Ethical Performance
inside intelligence for responsible business
 

editorial

Foreign policy needs to support responsible business practice

September 2008

Ethical investors maintain lists of countries flouting human rights in order to avoid putting money into companies with operations there. Democratic governments keep similar lists and, on occasion, seek to intervene.
 
Concerned about human rights abuses by the Mugabe regime in Zimbabwe, the UK government recently took the unusual step of writing in confidence to 16 companies asking them to sign a voluntary agreement to uphold human rights in the country (see page one). All have refused to do so (although at least one is to stop sourcing Zimbabwean products). Are they right?
 
The question brings to mind Robin Cook’s memorable pledge on becoming foreign secretary in 1997 that the UK government would adopt an ethical stance and ‘put human rights at the heart of our foreign policy’.
 
But companies make awkward instruments of foreign policy. The nature of their involvement varies, as do their social responsibilities. And so do the consequences of their actions. Importing perishable vegetables from Zimbabwe is not the same as having spent five years building a platinum mine in the country. Unsurprisingly, the Mugabe regime countered with the threat of taking over the mine, if Anglo American were to quit. Wholesale withdrawal could make matters worse, not better.
 
All businesses operating in Zimbabwe face human rights challenges, notably in employment, where discrimination against regime opponents amounts to complicity in abuse.

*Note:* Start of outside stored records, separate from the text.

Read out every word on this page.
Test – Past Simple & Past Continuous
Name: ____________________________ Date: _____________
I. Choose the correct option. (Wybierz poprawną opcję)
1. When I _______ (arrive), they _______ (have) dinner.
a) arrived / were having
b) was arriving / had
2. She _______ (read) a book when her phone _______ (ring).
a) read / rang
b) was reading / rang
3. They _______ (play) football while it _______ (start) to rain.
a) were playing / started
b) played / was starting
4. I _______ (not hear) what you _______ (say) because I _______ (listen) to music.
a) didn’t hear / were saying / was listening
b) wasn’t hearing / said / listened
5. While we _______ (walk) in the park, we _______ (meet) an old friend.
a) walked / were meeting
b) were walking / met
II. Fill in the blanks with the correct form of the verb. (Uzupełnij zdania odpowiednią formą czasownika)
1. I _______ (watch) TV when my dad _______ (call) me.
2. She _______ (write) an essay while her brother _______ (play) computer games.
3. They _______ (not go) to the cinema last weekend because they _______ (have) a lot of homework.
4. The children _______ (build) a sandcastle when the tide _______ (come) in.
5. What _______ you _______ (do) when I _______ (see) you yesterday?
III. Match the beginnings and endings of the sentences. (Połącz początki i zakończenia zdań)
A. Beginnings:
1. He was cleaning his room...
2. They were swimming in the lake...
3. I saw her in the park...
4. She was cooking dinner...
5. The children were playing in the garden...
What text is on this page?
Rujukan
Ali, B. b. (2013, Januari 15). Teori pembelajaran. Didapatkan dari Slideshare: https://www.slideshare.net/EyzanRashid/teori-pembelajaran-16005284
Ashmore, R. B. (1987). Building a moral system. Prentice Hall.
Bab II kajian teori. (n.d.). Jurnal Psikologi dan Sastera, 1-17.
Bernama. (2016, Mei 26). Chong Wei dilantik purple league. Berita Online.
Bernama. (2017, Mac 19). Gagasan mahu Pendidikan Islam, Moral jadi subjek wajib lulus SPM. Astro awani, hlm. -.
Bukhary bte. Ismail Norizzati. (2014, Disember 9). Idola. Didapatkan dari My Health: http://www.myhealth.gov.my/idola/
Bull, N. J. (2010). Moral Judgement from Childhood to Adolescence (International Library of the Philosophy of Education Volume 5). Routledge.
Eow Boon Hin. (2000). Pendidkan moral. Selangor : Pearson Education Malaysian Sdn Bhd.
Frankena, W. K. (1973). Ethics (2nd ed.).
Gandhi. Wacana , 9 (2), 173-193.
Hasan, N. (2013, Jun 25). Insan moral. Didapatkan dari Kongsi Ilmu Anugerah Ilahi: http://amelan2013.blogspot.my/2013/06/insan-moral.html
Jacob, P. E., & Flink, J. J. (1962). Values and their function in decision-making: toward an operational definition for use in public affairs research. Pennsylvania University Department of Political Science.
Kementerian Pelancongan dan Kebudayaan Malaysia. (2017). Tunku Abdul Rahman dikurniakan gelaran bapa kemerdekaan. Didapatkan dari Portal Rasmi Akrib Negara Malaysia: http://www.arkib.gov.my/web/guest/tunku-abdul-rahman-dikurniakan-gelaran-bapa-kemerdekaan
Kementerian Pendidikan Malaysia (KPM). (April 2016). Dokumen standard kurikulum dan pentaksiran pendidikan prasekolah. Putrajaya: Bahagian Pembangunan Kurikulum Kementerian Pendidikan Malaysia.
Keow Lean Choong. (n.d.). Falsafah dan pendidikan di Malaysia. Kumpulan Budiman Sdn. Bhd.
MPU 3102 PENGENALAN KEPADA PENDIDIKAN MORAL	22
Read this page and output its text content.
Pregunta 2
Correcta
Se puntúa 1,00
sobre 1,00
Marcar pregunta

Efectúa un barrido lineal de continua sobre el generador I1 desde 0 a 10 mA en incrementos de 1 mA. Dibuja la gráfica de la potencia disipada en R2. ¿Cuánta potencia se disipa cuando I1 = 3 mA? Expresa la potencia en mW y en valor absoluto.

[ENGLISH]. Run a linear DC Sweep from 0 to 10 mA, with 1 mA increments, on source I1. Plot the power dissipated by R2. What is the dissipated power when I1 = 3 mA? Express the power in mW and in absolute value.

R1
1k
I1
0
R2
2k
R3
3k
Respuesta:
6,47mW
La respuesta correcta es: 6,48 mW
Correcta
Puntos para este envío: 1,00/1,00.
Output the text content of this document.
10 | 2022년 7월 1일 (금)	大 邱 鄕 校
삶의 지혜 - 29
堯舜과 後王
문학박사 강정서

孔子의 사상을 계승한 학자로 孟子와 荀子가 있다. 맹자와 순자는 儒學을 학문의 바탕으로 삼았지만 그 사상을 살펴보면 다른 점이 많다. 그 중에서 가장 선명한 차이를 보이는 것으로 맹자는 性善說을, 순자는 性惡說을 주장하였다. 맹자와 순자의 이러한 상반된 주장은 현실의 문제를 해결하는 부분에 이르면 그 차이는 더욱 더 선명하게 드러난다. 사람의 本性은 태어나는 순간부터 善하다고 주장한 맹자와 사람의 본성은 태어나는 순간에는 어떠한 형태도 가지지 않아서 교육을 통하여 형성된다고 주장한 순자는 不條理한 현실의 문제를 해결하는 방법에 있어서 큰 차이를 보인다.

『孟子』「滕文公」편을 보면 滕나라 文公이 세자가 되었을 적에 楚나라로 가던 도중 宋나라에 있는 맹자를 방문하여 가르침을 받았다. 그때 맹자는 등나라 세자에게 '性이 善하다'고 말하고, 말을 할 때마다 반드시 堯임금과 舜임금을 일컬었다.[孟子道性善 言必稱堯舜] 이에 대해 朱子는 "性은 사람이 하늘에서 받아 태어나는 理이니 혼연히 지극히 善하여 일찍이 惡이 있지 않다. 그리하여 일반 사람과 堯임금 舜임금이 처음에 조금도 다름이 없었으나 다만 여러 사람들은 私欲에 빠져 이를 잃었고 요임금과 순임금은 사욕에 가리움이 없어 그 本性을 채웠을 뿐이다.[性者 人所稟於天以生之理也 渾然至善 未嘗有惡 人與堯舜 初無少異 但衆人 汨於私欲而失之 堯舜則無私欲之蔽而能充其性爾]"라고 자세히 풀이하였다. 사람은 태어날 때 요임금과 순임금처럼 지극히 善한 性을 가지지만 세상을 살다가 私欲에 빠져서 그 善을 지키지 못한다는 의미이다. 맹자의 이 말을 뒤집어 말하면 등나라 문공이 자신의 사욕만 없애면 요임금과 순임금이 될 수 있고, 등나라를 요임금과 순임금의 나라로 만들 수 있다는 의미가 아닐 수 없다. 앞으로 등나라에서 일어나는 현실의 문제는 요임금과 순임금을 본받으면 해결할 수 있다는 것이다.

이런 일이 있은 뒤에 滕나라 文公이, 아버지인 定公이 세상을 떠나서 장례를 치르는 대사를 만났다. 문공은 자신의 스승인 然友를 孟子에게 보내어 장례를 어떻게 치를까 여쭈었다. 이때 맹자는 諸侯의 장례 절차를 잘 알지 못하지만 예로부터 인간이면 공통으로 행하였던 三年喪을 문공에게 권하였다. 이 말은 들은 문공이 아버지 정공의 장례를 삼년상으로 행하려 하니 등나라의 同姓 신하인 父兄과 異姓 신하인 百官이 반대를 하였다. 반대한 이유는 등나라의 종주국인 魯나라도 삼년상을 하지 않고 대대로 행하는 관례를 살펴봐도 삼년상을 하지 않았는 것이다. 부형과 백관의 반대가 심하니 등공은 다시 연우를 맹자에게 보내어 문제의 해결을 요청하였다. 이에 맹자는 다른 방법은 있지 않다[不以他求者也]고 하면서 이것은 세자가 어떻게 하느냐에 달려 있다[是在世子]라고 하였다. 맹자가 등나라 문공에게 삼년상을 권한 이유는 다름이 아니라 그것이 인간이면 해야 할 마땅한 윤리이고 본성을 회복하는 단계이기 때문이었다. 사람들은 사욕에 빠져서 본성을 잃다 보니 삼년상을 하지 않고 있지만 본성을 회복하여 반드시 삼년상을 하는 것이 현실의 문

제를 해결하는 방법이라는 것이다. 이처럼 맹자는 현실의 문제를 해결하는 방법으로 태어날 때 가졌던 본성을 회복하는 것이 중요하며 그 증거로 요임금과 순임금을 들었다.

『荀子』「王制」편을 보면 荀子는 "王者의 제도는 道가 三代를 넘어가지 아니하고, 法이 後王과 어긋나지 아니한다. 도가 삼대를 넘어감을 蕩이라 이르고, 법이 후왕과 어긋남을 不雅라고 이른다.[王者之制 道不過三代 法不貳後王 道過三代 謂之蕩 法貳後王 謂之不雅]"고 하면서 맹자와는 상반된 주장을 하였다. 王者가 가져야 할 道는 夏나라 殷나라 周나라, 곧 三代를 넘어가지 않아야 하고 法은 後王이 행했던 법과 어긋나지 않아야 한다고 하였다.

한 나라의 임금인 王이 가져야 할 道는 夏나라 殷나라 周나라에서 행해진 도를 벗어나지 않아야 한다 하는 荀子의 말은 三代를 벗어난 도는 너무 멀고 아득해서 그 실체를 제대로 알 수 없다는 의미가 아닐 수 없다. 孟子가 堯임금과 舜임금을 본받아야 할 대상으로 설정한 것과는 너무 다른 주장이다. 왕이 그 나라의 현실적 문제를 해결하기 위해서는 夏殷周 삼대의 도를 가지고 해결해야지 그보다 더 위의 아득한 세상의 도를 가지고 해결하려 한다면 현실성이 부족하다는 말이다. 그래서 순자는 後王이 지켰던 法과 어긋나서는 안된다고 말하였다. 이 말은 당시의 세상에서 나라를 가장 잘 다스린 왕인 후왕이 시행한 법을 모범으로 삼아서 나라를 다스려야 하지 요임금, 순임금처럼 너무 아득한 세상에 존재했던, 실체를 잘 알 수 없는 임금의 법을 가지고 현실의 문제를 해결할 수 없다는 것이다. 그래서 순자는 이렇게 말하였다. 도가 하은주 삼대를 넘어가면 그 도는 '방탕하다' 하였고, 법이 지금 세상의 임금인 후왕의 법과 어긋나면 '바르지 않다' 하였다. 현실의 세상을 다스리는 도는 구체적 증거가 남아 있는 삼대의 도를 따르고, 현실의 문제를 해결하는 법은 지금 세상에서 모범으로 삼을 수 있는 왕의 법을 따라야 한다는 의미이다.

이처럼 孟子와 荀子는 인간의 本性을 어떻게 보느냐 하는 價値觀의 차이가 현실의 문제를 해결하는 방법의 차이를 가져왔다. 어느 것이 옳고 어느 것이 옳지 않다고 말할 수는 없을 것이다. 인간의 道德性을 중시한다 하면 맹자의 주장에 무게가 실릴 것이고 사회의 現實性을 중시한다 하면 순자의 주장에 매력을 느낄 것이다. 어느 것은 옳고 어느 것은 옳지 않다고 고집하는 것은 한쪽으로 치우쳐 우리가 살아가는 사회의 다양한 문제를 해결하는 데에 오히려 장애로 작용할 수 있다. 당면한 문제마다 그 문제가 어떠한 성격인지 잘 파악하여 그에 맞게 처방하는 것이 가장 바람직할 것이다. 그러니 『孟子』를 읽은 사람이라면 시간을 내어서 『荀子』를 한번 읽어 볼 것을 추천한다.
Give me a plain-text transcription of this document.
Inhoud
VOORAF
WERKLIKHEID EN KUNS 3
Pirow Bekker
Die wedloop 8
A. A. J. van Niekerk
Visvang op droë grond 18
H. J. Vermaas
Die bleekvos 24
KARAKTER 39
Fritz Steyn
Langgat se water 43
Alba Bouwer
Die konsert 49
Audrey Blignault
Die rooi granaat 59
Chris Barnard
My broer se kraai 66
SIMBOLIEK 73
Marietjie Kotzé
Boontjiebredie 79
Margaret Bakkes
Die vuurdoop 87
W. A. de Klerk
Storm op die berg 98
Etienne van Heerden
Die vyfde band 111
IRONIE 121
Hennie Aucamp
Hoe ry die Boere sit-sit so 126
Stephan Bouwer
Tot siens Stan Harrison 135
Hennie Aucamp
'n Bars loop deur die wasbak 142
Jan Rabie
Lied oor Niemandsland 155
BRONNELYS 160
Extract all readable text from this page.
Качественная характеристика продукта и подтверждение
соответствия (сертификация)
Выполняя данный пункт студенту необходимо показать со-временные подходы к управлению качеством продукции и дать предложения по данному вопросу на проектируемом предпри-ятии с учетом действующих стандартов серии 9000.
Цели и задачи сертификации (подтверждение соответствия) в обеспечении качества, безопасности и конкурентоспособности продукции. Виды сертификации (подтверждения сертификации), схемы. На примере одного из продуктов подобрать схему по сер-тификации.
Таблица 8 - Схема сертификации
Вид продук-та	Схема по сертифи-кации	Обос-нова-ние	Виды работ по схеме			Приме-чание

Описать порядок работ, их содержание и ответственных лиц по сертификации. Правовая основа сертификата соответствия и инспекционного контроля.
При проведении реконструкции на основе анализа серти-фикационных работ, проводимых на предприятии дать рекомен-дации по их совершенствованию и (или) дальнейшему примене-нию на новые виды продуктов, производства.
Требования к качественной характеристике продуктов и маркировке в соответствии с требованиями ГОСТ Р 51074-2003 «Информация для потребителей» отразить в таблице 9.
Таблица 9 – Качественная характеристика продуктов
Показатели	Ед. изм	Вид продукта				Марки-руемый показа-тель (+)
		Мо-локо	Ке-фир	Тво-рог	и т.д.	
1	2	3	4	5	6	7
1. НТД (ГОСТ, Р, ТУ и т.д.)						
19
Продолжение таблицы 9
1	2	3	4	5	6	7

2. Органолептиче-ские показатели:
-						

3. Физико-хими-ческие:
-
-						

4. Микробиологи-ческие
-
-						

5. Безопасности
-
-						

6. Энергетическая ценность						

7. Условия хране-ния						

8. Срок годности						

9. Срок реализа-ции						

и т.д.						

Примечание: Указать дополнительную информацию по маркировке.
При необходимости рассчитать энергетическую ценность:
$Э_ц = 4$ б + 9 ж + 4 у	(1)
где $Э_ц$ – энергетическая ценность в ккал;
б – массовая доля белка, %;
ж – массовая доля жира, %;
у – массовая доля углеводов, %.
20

But many UK-based companies working in sensitive parts of the world have effective human rights risk management systems and are in a better position to make judgements than the Foreign Office. Paradoxically, that department has closed its specialist unit for corporate responsibility issues. Government concern over human rights in other countries would ring truer if the unit were reopened at once.
 
For these reasons, companies in this instance were right to resist official pressure, which came to light thanks to Freedom of Information legislation. But that may not always and everywhere be  the case. Complicity in human rights abuses is a material business risk. Coping with it would be helped if government policy were consistent. If Zimbabwe, why not China, Saudi Arabia or the West Bank (see page two)? When allegations of bribery and corruption were brought against BAE Systems in connection with the Al-Yamamah arms deal, the government aborted the inquiry.
 
The UK has historic responsibilities to Zimbabwe. Many of the UK companies operating there would probably be only to happy to leave on commercial grounds, but reasonably believe it would do more harm than good.